- Feature Articles
-
CodeSOD
- Most Recent Articles
- Halfway to a Date
- Brushing Up
- Irritants Make Perls
- Crossly Joined
- My Identification
- Mr Number
- intint
- Empty Reasoning
-
Error'd
- Most Recent Articles
- Secret Horror
- Not Impossible
- Monkeys
- Killing Time
- Hypersensitive
- Infallabella
- Doubled Daniel
- It Figures
- Forums
-
Other Articles
- Random Article
- Other Series
- Alex's Soapbox
- Announcements
- Best of…
- Best of Email
- Best of the Sidebar
- Bring Your Own Code
- Coded Smorgasbord
- Mandatory Fun Day
- Off Topic
- Representative Line
- News Roundup
- Editor's Soapbox
- Software on the Rocks
- Souvenir Potpourri
- Sponsor Post
- Tales from the Interview
- The Daily WTF: Live
- Virtudyne
Admin
Uptime doesn't matter. Donwtime does.
Which would you rather have: a machine that stays up for forty days and reboots reliably in thirty seconds (five nines), or a machine that stays up for four hundred days and reboots, with 95% reliability, in four hours (somewhat fewer nines)?

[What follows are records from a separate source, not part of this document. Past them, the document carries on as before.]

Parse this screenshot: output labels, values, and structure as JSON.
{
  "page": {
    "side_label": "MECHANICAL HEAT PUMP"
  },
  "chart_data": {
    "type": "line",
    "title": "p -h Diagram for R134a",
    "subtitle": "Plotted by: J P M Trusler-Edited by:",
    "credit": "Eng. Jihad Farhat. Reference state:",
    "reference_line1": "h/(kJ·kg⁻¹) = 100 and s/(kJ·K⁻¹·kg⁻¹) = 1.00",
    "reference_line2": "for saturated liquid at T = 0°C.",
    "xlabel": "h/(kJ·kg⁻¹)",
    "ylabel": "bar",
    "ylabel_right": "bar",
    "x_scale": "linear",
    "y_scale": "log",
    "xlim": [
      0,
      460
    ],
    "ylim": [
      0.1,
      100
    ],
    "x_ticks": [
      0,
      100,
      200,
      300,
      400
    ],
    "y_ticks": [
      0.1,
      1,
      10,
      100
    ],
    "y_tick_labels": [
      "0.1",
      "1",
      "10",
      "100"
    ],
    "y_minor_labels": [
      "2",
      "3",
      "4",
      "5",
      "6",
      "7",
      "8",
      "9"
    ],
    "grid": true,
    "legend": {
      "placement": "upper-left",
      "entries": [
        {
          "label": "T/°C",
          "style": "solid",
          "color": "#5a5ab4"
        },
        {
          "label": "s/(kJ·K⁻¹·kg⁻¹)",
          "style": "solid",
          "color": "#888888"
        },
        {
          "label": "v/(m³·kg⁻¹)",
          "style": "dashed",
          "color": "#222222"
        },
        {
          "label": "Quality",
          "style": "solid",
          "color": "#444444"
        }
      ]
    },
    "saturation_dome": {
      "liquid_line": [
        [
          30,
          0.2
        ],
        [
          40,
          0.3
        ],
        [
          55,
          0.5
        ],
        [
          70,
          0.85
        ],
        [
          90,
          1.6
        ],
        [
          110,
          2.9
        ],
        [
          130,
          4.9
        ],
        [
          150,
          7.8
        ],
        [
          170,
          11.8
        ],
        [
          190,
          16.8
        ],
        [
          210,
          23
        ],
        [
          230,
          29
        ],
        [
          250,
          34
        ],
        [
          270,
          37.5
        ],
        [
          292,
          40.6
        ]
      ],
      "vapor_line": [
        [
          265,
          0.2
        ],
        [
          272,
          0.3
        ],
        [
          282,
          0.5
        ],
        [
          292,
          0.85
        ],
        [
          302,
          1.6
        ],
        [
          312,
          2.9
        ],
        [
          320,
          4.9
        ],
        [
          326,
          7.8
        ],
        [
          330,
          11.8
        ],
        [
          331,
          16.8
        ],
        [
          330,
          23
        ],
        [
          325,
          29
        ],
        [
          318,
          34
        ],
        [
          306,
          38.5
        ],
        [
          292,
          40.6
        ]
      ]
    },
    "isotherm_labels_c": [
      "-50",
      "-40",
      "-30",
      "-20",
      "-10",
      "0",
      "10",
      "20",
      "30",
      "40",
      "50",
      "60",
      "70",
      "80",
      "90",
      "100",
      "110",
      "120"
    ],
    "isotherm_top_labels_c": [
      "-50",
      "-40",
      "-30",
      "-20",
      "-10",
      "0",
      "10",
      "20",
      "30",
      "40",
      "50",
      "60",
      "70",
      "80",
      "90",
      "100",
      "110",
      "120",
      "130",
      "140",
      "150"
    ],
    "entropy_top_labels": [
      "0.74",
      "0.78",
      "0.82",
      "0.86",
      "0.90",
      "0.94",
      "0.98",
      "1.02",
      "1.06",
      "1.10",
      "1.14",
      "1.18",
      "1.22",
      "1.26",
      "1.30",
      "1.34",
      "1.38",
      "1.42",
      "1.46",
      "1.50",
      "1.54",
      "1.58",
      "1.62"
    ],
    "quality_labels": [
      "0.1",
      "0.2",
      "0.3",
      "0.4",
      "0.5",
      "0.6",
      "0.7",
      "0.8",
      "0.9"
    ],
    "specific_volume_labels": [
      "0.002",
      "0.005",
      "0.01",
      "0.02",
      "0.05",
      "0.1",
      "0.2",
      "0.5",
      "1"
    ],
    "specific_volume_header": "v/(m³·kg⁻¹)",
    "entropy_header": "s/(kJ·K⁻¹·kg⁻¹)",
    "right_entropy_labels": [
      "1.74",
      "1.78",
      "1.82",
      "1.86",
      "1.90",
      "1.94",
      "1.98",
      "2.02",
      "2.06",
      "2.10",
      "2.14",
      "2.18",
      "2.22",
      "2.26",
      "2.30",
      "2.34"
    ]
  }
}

The latter might be impressive; but in ahem mission-critical systems, it's a bit of a bust.
It's all about downtime.
Admin
Back when I worked for AOL, we had some old, old, old, old Netscape equipment that had uptimes in 5 and 7 years respectively. They were old HPUX machines, and were critical for some Netscape 4.5-related issues (I forgot, but even when Netscape 7.0 came out, we had over 15,000 Netscape 4.5 users still). I don't know what would have happened if these machines died, but was told "it would be bad." I managed them as part of a "give the new guy the stuff we don't want" collection (which also included DMOZ). There was no documentation and I didn't have root access. The funny thing is NOBODY had root access to any box! As part of their "multi-turnkey" security, the only way to get root access to a box was a set 15 minute window through an OOB. The root passwords were scrambled by an automatic process every 15 minutes, and you had to jump through hoops to get whatever the scrambled password was in some 15 minute window.
So they were unpatched, running old several old SCSI disks. No backups. The consensus was we were afraid any shut down and the disks would not spin up anymore.
That was back in 2005. I wonder if they are still going?
Admin
[quote user="Kuba"][quote user="Martin"] This is akin to labeling the "OFF" switch with an "ON" label and blaming the user for not looking in the manual. [/quote]
When office equipment started coming out with "world" rather than "US" markings I went to do something with a PC and there was the 0/1 switch... Except they used stylized graphics so it was really a circle / line switch. Which is which? Open eye = on, closed eye = off was my initial reading. Wrong! Progress in ergonimics: cross-culturally counterintutive markings on critical operating controls.
Admin
A clbuttic mistake.
Admin
Actually, you can NEVER really "test M/S windows scripts". Dlls can change at any moment and the whole system could change. So windows has all the problems that they said the tandem has AND THEN SOME! And most computers measure uptime in YEARS! UNIX systems do, I understand mainframes do, etc... Disks take at LEAST an average of 3 years, although I have had many last over 10! So it is WINDOWS that gets the blame for crashes!!!!!
Admin
The REAL WTF is that Chris's company did business with apartheid-era South Africa.
Admin
Flipping the power switch on that Tandem for a few seconds would not require a complete restart. Tandem machines (still) do a power-fail restart and continue where they were interrupted. Thus, after power on, that machine, its database and application very likely were in perfect shape, without the need for a "Cold-Load" (or IPL, or Ctrl-Alt-Del, reboot); or a need to run the broken scripts. It may have lost its network connections to the ATMs (if that was based on tcp/ip), but otherwise no damage done.
Admin
www.vgoldseller.com is an professional store for runescape gold,items,money,accounts,powerleveling,questqoint,runes and some other goods with fast delivery and world ...
Admin
sadasdasdad http://www.ecforshop.com/
Admin
Old thread, found in a search result. Any extreme reliability design would take into account PERSISTENT storage. Storing code, procedures, values, in volatile RAM (no matter how many standby CPUs are present) is NOT persistent, period. Doesn't matter how many UPS backup units etc. you have, batteries fail, wiring fails, circuit breakers fail, power contacts fail etc. I've written over a million lines of code in my lifetime and I can tell you that potential power interruption, at ALL levels must be considered and is part of design reliability. The operating system, software and other scripts must all rely on PERSISTENT redundant storage.